Hehee - we have it now for future reference.
The "gronk"... when a gas engine's ignition timing is too far advanced, the fuel will light off so early in the upstroke to TDC that it stops the piston slightly before going past TDC, and will stop the starter in it's tracks. If it's bad enough, one can easily wear out a starter in no time. It sorta goes; "Gronk, tink, gronk, tink, and then when it fires off, varoom!" - LOL - gotta love explaining sounds via writing! You'll hear the starter turn the engine, then a sudden, albeit slight and non-damaging "tink" that is very similar to pre-ignition ping, and the engine will stop turning until the expanding gas from the detonation succumbs to the force of the starter again.
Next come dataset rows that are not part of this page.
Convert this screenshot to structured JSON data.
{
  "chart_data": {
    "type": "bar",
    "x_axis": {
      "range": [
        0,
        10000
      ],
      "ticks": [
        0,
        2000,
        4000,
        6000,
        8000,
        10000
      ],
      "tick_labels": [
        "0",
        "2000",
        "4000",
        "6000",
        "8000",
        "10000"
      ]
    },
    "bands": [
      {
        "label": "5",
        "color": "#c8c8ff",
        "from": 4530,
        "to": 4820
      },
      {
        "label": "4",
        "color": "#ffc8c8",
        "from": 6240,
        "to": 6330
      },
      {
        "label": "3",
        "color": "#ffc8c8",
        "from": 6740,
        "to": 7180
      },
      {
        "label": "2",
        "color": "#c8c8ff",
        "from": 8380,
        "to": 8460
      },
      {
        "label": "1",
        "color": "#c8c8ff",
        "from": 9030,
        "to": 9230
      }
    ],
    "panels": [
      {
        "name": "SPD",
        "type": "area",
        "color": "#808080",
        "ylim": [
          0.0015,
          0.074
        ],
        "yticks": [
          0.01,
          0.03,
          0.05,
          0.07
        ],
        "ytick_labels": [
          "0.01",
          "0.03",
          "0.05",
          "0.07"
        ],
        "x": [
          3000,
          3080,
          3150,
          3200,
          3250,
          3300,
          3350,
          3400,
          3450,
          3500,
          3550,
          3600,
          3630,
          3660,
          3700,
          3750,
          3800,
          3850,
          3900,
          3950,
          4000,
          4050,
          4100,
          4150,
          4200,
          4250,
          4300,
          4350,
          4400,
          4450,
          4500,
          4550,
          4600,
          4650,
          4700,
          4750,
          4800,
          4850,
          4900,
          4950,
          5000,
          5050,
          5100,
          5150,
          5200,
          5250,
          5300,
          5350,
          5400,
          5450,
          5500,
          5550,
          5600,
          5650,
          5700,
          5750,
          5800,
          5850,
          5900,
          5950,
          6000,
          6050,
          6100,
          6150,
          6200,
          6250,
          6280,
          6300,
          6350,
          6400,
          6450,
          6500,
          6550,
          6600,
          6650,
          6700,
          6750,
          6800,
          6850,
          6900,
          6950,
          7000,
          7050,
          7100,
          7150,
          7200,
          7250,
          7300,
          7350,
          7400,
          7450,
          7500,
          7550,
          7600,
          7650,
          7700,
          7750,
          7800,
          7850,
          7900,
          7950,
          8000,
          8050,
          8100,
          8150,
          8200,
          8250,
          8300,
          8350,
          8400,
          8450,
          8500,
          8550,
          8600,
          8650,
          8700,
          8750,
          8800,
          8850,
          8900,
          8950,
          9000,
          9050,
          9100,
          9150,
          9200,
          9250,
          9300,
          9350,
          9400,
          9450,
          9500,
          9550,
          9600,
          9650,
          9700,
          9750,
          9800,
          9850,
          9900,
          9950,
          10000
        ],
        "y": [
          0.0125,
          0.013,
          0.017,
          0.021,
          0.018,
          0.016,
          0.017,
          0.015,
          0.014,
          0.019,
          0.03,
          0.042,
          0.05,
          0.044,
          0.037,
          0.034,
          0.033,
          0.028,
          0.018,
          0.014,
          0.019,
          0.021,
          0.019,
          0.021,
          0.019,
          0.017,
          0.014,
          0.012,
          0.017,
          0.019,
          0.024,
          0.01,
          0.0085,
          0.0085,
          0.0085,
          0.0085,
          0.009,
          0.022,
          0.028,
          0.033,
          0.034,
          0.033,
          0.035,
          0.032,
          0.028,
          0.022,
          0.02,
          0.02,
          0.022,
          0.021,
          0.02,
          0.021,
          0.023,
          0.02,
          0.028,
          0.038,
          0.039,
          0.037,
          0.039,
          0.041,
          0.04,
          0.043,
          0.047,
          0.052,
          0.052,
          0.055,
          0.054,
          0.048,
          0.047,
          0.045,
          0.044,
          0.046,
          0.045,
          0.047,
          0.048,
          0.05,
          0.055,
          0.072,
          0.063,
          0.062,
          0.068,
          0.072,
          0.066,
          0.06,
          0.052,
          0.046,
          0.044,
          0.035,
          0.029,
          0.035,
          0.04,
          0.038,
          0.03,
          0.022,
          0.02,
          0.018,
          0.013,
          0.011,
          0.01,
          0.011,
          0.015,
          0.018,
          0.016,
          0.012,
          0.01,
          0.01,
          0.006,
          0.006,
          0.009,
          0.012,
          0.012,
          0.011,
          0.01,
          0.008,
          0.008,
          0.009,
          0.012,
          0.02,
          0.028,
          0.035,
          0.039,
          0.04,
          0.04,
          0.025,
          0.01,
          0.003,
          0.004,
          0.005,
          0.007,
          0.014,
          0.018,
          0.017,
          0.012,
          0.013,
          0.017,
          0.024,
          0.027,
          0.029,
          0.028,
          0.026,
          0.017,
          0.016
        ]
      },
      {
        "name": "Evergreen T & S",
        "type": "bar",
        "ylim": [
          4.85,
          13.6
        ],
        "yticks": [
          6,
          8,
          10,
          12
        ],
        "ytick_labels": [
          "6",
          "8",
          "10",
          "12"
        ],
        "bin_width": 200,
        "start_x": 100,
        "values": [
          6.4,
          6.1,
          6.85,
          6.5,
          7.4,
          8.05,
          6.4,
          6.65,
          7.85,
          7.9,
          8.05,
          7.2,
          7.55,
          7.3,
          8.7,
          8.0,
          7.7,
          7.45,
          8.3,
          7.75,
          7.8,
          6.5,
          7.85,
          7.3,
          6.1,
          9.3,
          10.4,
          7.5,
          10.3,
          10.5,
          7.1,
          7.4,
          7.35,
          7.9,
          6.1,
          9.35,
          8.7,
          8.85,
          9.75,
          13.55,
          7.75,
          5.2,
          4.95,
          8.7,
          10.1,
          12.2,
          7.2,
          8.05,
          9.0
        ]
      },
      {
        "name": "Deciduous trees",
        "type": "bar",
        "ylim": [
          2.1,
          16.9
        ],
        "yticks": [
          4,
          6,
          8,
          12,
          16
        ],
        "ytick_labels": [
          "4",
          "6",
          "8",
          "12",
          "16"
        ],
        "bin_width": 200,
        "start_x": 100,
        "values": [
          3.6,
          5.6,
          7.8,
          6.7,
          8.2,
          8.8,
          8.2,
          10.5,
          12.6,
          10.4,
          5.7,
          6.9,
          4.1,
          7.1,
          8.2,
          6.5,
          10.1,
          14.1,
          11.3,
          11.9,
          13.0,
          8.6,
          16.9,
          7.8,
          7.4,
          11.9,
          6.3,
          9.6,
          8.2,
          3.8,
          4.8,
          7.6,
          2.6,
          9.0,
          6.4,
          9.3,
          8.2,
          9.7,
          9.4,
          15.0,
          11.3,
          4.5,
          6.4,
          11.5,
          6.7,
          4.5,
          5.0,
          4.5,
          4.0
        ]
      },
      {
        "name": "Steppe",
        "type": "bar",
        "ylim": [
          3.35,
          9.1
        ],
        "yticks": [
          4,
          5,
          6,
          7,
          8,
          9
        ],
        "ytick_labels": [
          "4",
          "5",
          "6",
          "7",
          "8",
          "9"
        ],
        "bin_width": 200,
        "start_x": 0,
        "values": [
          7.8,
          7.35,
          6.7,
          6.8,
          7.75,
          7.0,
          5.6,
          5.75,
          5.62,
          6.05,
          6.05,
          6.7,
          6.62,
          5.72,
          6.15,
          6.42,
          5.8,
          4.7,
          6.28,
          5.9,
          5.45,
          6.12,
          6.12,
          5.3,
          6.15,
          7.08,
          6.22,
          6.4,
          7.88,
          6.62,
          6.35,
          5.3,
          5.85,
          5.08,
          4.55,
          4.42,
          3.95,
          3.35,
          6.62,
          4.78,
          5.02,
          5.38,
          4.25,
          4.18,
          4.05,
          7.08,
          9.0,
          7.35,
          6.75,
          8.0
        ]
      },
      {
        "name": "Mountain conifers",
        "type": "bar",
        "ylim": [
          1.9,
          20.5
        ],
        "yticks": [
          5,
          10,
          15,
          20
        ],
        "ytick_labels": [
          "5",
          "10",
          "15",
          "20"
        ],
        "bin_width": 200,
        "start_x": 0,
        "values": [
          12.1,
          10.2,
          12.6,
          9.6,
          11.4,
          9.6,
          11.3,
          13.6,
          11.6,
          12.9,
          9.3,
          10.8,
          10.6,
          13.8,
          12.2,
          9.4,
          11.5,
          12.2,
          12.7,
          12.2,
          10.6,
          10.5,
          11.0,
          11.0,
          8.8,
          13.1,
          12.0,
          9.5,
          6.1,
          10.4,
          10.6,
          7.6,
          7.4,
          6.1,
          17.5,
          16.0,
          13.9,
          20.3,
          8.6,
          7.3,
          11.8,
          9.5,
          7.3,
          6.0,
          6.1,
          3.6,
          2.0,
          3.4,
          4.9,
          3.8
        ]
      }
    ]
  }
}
Some of us older people probably have experienced similar issues to this first hand (or leg) trying to kick-start a motorcycle... not too fun when it kicks back on you. I've had lawnmowers do this too and near about break my wrist yanking the pull start out of my hand. It typically only exhibits this behavior more when the engine is warm.
I tried to find some examples of this online, but failed. I may have to do a short video next time I take the boat out as an example.
I'm not entirely sure if the ECM in our boats utilize a knock sensor. I'd like to get my hands on some info for the ECMs in these engines and play with it. When I started tuning the Corvette I had, nobody had any ECM definitions for that model ECM. The locations, parameters, and information for much of the calibration ROM was unknown. I took a "dead" ECM, extracted the program ROM from it, ran it though a disassembler, then from that was able to reverse-engineer the ECM program enough to get the information to discover where all the important calibration data tables were mapped in the calibration ROM. It is not a fun process, but it was needed since there was no publicly available information on that particular ECM. I would do this on the Mercruiser 555 ECM that's in most of the Mercruiser EFI/MPI engines out there. It would make it easy to change fuel schedules, etc. for modifying our engines with bigger power adders. It would be easier if they had a removable UVEPROM, but I think they are electronically erased and programmed via the diagnostic port. That rules out me being able to remove the cal ROM and copy it with my EPROM burner. Grr.